Tuesday, November 10, 2009

The Roots of Eastern Religion

"Avraham gave all he had to Yitzchak. And to the children of the concubines of Avraham's, Avraham gave gifts, and he sent them away from Yitzchak his son, while he was still alive, eastward to the land of the east." Breishis, Parshas Chayei Sarah. (Gen. 25:5-6 in the Sapirstein Edition of Rashi: The Artscroll Series, pp. 266-7).

The question is asked, if Avraham just gave everything he owned to Yitzchak, then what did he give to his other children? Rashi addresses this by saying, "Our Rabbis explained, he gave over to them a name of an impurity. " (Id.) In other words, it was a spiritual gift.

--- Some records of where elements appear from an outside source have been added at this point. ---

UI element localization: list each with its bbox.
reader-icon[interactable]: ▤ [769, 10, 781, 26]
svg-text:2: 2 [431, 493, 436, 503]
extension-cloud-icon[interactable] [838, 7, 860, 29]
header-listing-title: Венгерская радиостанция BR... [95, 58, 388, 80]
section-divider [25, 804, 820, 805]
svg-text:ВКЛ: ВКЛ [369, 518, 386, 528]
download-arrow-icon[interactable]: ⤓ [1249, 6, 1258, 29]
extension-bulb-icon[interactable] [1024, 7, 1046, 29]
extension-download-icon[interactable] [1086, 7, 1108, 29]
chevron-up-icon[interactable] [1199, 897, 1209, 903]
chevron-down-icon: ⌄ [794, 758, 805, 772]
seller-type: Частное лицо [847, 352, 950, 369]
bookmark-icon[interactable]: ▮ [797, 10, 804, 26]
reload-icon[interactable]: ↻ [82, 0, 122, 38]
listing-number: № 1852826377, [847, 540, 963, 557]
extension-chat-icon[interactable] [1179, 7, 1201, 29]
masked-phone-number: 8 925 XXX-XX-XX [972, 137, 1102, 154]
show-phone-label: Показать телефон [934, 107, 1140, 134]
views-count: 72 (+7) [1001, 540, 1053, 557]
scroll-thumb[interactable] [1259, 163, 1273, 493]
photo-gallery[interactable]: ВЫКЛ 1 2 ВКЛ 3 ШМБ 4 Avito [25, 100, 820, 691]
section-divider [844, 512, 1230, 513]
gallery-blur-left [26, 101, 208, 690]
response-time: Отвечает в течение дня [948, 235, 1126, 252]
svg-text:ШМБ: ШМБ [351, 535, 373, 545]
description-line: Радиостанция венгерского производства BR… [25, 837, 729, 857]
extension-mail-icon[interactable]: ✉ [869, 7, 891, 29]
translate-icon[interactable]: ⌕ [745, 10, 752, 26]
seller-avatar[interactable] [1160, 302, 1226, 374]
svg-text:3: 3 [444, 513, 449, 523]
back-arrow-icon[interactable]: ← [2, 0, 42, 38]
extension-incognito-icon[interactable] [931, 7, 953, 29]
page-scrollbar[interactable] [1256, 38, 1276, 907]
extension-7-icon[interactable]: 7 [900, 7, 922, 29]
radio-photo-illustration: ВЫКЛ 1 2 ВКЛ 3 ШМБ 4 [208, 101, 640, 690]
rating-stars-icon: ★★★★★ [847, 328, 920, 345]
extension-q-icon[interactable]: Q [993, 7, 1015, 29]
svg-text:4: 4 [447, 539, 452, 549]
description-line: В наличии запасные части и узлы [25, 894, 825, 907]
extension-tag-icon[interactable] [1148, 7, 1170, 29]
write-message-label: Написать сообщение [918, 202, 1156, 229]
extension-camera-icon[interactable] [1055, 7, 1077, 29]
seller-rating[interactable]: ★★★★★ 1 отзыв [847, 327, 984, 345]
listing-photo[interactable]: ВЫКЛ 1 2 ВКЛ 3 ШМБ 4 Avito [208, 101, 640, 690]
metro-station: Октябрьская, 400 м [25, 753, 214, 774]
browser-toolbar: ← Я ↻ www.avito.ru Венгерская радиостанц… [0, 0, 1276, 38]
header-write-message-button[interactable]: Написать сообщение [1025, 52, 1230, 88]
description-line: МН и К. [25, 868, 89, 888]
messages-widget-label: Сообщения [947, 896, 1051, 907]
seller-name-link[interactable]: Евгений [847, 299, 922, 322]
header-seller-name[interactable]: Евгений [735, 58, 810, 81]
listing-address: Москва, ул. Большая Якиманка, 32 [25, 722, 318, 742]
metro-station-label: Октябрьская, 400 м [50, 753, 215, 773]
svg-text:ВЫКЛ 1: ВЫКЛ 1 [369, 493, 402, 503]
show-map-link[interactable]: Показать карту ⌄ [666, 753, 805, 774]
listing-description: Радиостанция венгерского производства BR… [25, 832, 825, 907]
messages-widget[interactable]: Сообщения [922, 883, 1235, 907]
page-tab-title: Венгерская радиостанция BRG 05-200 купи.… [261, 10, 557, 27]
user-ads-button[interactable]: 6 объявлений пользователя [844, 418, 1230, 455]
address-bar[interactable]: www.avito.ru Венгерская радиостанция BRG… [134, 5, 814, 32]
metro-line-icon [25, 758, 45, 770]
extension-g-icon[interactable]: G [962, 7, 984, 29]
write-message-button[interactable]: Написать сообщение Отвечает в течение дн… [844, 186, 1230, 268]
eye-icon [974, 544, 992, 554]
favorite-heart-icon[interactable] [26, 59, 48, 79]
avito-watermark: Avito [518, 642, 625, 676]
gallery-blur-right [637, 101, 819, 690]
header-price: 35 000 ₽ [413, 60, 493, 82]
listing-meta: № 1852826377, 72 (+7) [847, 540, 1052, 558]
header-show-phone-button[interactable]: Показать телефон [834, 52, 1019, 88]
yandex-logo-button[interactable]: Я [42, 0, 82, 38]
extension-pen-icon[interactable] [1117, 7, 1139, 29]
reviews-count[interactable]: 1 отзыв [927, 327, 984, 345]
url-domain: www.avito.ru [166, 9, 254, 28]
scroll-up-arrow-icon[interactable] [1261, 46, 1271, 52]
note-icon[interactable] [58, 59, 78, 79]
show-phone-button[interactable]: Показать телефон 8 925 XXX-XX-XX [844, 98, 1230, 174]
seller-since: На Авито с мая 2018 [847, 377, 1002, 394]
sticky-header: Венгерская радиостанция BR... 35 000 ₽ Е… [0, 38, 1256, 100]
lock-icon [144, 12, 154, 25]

What was the nature of this spiritual gift?

The Gemara, in Sanhedrin 91a goes on to explain that it was "A name by whose pronunciation they would be able to perform sorcery. The 'gifts' here do not refer to property, for Avraham had already transferred ownership of all of his property to Yitzchak." (Id.)

To summarize: Avraham sent his children to the east with powerful spiritual gifts, and those children presumably became the progenitors of the spiritual traditions of the east that we have today.

I understand why American Jews are often dissatisfied with the experiences they've had in organized Jewish life growing up, and seek something more spiritually satisfying as adults. But I have wondered why these Jews are so attracted to Eastern religions specifically.

This source makes a good argument for why that is. Apparently, the root of those spiritual traditions is in Torah and in the acknowledgment of the One True G-d, however obscured those roots have become today. There is obviously still residual power from that original spiritual energy that Avraham sent, enough so to draw spiritual seekers to attempt to slake their thirst there.

Over the course of this week I'm going to see if I can find any further information on this subject.